Er hat zwei Weltkriege überlebt, Wirtschaftswunder und Wirtschaftskrisen. Eins hat alle Höhen und Tiefen überdauert: die Liebe zu seiner Frau Katharina. Und so feierte Arnold Schmitt am Sonntag bei bester Gesundheit seinen 99. Geburtstag gemeinsam mit ihr. "Man sagt ja immer, Gesundheit ist ein Geschenk, und man kann nichts dafür", so Schmitt, "aber wir haben nie über die Maßen gelebt. Mein Vater wurde nur 67, aber meine Mutter und mein Großvater wurden jeweils 83 Jahre alt. Das war zu der Zeit ein biblisches Alter."

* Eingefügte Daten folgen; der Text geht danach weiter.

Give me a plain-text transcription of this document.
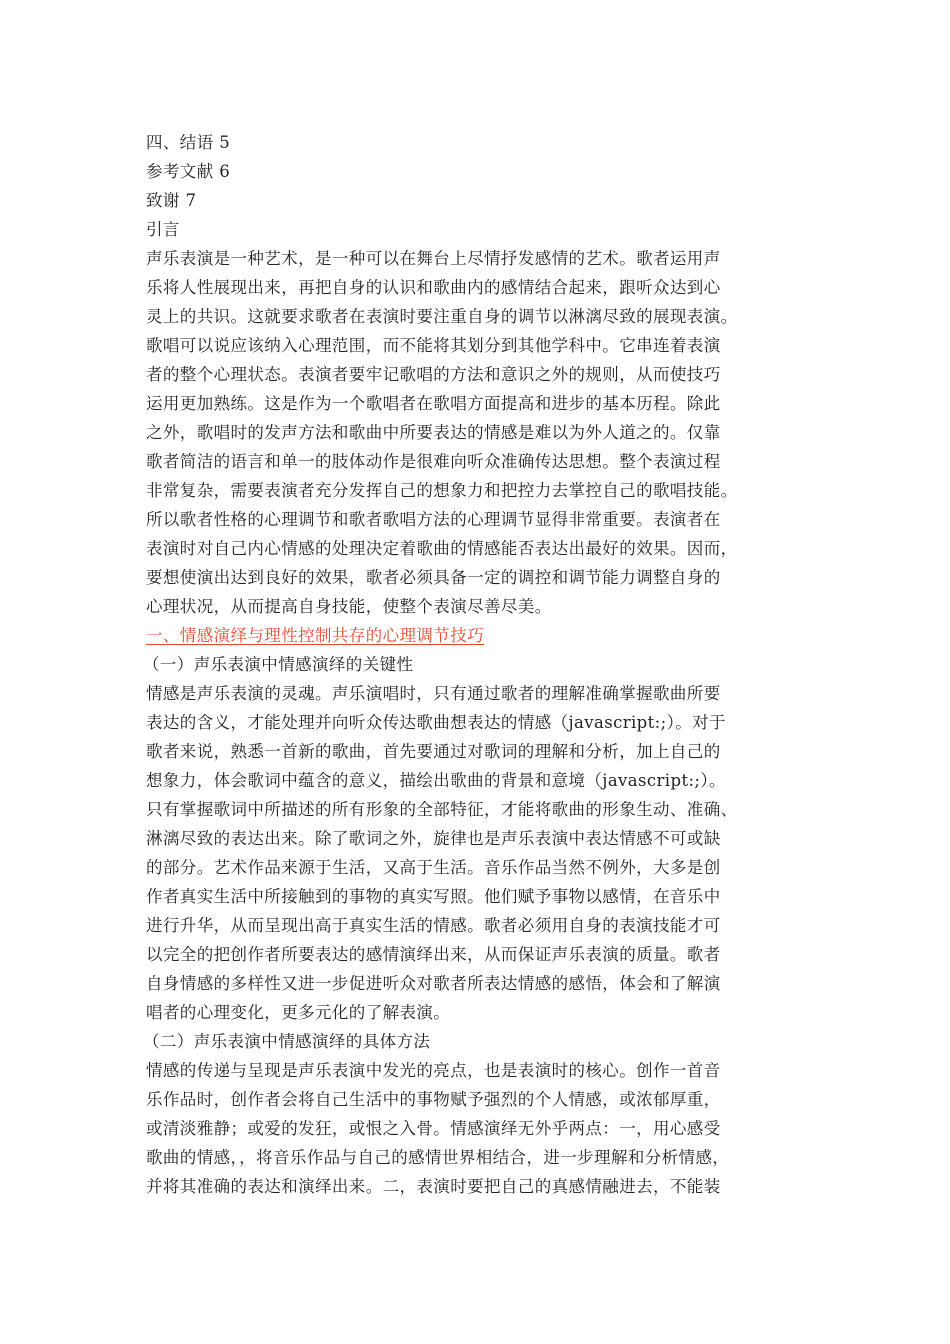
四、结语 5
参考文献 6
致谢 7
引言
声乐表演是一种艺术，是一种可以在舞台上尽情抒发感情的艺术。歌者运用声
乐将人性展现出来，再把自身的认识和歌曲内的感情结合起来，跟听众达到心
灵上的共识。这就要求歌者在表演时要注重自身的调节以淋漓尽致的展现表演。
歌唱可以说应该纳入心理范围，而不能将其划分到其他学科中。它串连着表演
者的整个心理状态。表演者要牢记歌唱的方法和意识之外的规则，从而使技巧
运用更加熟练。这是作为一个歌唱者在歌唱方面提高和进步的基本历程。除此
之外，歌唱时的发声方法和歌曲中所要表达的情感是难以为外人道之的。仅靠
歌者简洁的语言和单一的肢体动作是很难向听众准确传达思想。整个表演过程
非常复杂，需要表演者充分发挥自己的想象力和把控力去掌控自己的歌唱技能。
所以歌者性格的心理调节和歌者歌唱方法的心理调节显得非常重要。表演者在
表演时对自己内心情感的处理决定着歌曲的情感能否表达出最好的效果。因而，
要想使演出达到良好的效果，歌者必须具备一定的调控和调节能力调整自身的
心理状况，从而提高自身技能，使整个表演尽善尽美。
一、情感演绎与理性控制共存的心理调节技巧
（一）声乐表演中情感演绎的关键性
情感是声乐表演的灵魂。声乐演唱时，只有通过歌者的理解准确掌握歌曲所要
表达的含义，才能处理并向听众传达歌曲想表达的情感（javascript:;）。对于
歌者来说，熟悉一首新的歌曲，首先要通过对歌词的理解和分析，加上自己的
想象力，体会歌词中蕴含的意义，描绘出歌曲的背景和意境（javascript:;）。
只有掌握歌词中所描述的所有形象的全部特征，才能将歌曲的形象生动、准确、
淋漓尽致的表达出来。除了歌词之外，旋律也是声乐表演中表达情感不可或缺
的部分。艺术作品来源于生活，又高于生活。音乐作品当然不例外，大多是创
作者真实生活中所接触到的事物的真实写照。他们赋予事物以感情，在音乐中
进行升华，从而呈现出高于真实生活的情感。歌者必须用自身的表演技能才可
以完全的把创作者所要表达的感情演绎出来，从而保证声乐表演的质量。歌者
自身情感的多样性又进一步促进听众对歌者所表达情感的感悟，体会和了解演
唱者的心理变化，更多元化的了解表演。
（二）声乐表演中情感演绎的具体方法
情感的传递与呈现是声乐表演中发光的亮点，也是表演时的核心。创作一首音
乐作品时，创作者会将自己生活中的事物赋予强烈的个人情感，或浓郁厚重，
或清淡雅静；或爱的发狂，或恨之入骨。情感演绎无外乎两点：一，用心感受
歌曲的情感，，将音乐作品与自己的感情世界相结合，进一步理解和分析情感，
并将其准确的表达和演绎出来。二，表演时要把自己的真感情融进去，不能装
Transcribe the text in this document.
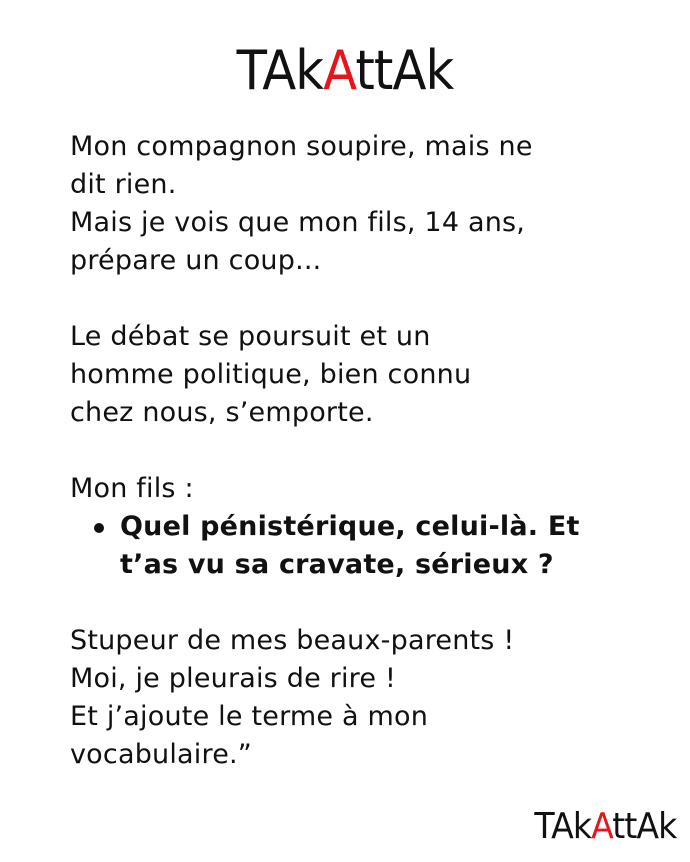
TAkAttAk

Mon compagnon soupire, mais ne
dit rien.
Mais je vois que mon fils, 14 ans,
prépare un coup...

Le débat se poursuit et un
homme politique, bien connu
chez nous, s’emporte.

Mon fils :

Quel pénistérique, celui-là. Et
t’as vu sa cravate, sérieux ?

Stupeur de mes beaux-parents !
Moi, je pleurais de rire !
Et j’ajoute le terme à mon
vocabulaire.”

TAkAttAk
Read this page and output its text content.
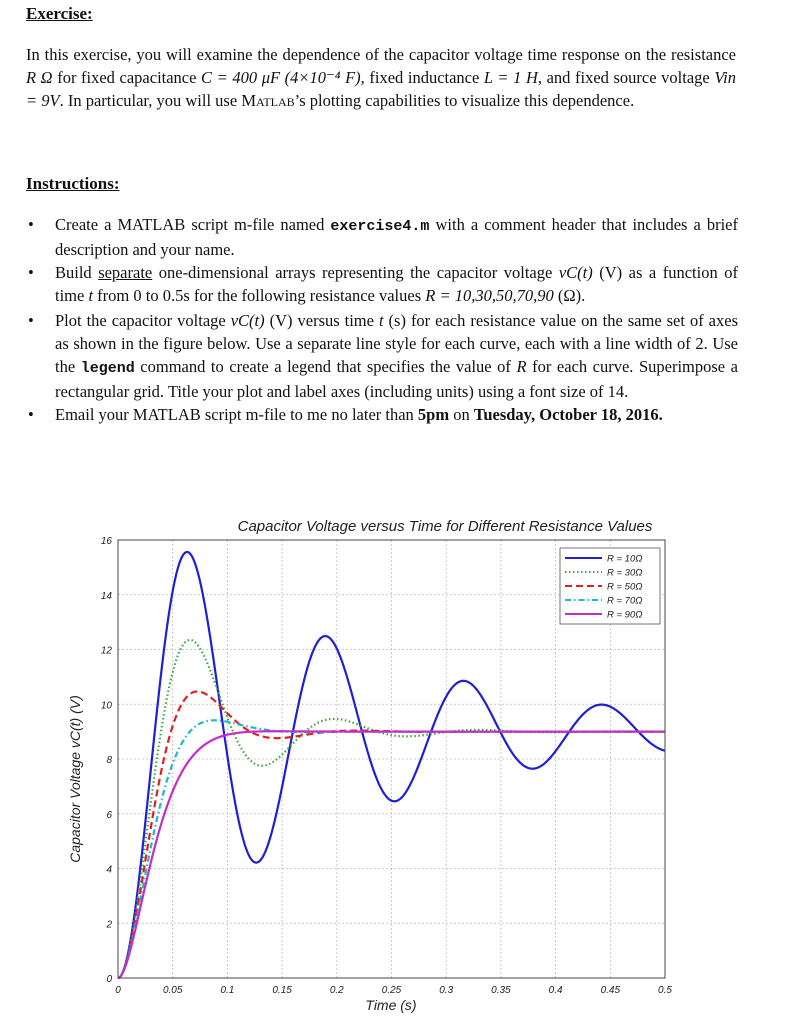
Exercise:

In this exercise, you will examine the dependence of the capacitor voltage time response on the resistance R Ω for fixed capacitance C = 400 μF (4×10⁻⁴ F), fixed inductance L = 1 H, and fixed source voltage Vin = 9V. In particular, you will use Matlab’s plotting capabilities to visualize this dependence.

Instructions:
• Create a MATLAB script m-file named exercise4.m with a comment header that includes a brief description and your name.
• Build separate one-dimensional arrays representing the capacitor voltage vC(t) (V) as a function of time t from 0 to 0.5s for the following resistance values R = 10,30,50,70,90 (Ω).
• Plot the capacitor voltage vC(t) (V) versus time t (s) for each resistance value on the same set of axes as shown in the figure below. Use a separate line style for each curve, each with a line width of 2. Use the legend command to create a legend that specifies the value of R for each curve. Superimpose a rectangular grid. Title your plot and label axes (including units) using a font size of 14.
• Email your MATLAB script m-file to me no later than 5pm on Tuesday, October 18, 2016.
Capacitor Voltage versus Time for Different Resistance Values
0	0.05	0.1	0.15	0.2	0.25	0.3	0.35	0.4	0.45	0.5
0
2
4
6
8
10
12
14
16
Time (s)
Capacitor Voltage vC(t) (V)
R = 10Ω
R = 30Ω
R = 50Ω
R = 70Ω
R = 90Ω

Am 21. Juli 1914 erblickte Arnold Schmitt in Quierschied das Licht der Welt, zwei Wochen vor Beginn des Ersten Weltkrieges. Eine seiner ersten Erinnerungen hat er an das Kriegsende. "Die Leute haben gerufen: Da kommen Engeländer gefahren. Ich habe geschaut und geschaut, aber ich habe gar keine Engel gesehen." Im April 1928 hat Schmitt seine Ausbildung beim Bergbauzulieferer BBC in Saarbrücken begonnen. Mit 19 verlor der Maschinenschlosser bei einem Unfall mit einer Presse die linke Hand. "Ich musste umschulen, habe technischer Zeichner gelernt und als Maschinenbautechniker gearbeitet", erzählt Schmitt, der seiner Firma 48 Jahre lang die Treue hielt, "später war ich auch für die Lehrlingsausbildung zuständig." Nur einer ist er noch länger treu - seiner Katharina. "Es war auf der Weihnachtsfeier des Quierschieder Zitherclubs 1936. Ihre Schwester hat mich auf sie aufmerksam gemacht", erinnert sich Schmitt, als sei es gestern gewesen, "es war Liebe auf den ersten Blick". Am 21. September 2014 wollen die Schmitts ihren 75. Hochzeitstag feiern. Das Geheimnis ihrer Beziehung? "Es ist einfach eine ganz große Liebe", sagt die 97-jährige Katharina, die seit vier Jahren wegen ihres Gesundheitszustands im Quierschieder Seniorenheim lebt. Ihr Arnold kommt sie seither fast täglich besuchen, den Hinweg lässt er sich fahren. Den Rückweg ins mit eigenen Händen gebaute Haus in der Jungwaldstraße läuft der körperlich und geistig enorm fitte Rentner. "Ich lese jeden Tag die Zeitung", erzählt Schmitt, "bei meinen Eltern hatten wir die Volksstimme, ich bin seit über 60 Jahren Abonnent der Saarbrücker Zeitung."

Auch darum weiß Schmitt, was in seiner Heimatgemeinde so alles los ist. "Ich finde es toll, was in den letzten Jahren aus Quierschied gemacht wurde", sagt er, "allein wenn ich den Park im Eisengraben sehe. Da war früher ein Schuttabladeplatz."

Arnold erinnert sich auf den Tag und bis ins Detail genau an zahllose Ereignisse seines bewegten Lebens, der Mann kann spannend erzählen und hat viel zu berichten. Und er hat noch Ziele: den 100. Geburtstag und die Kronjuwelenhochzeit mit seiner Katharina.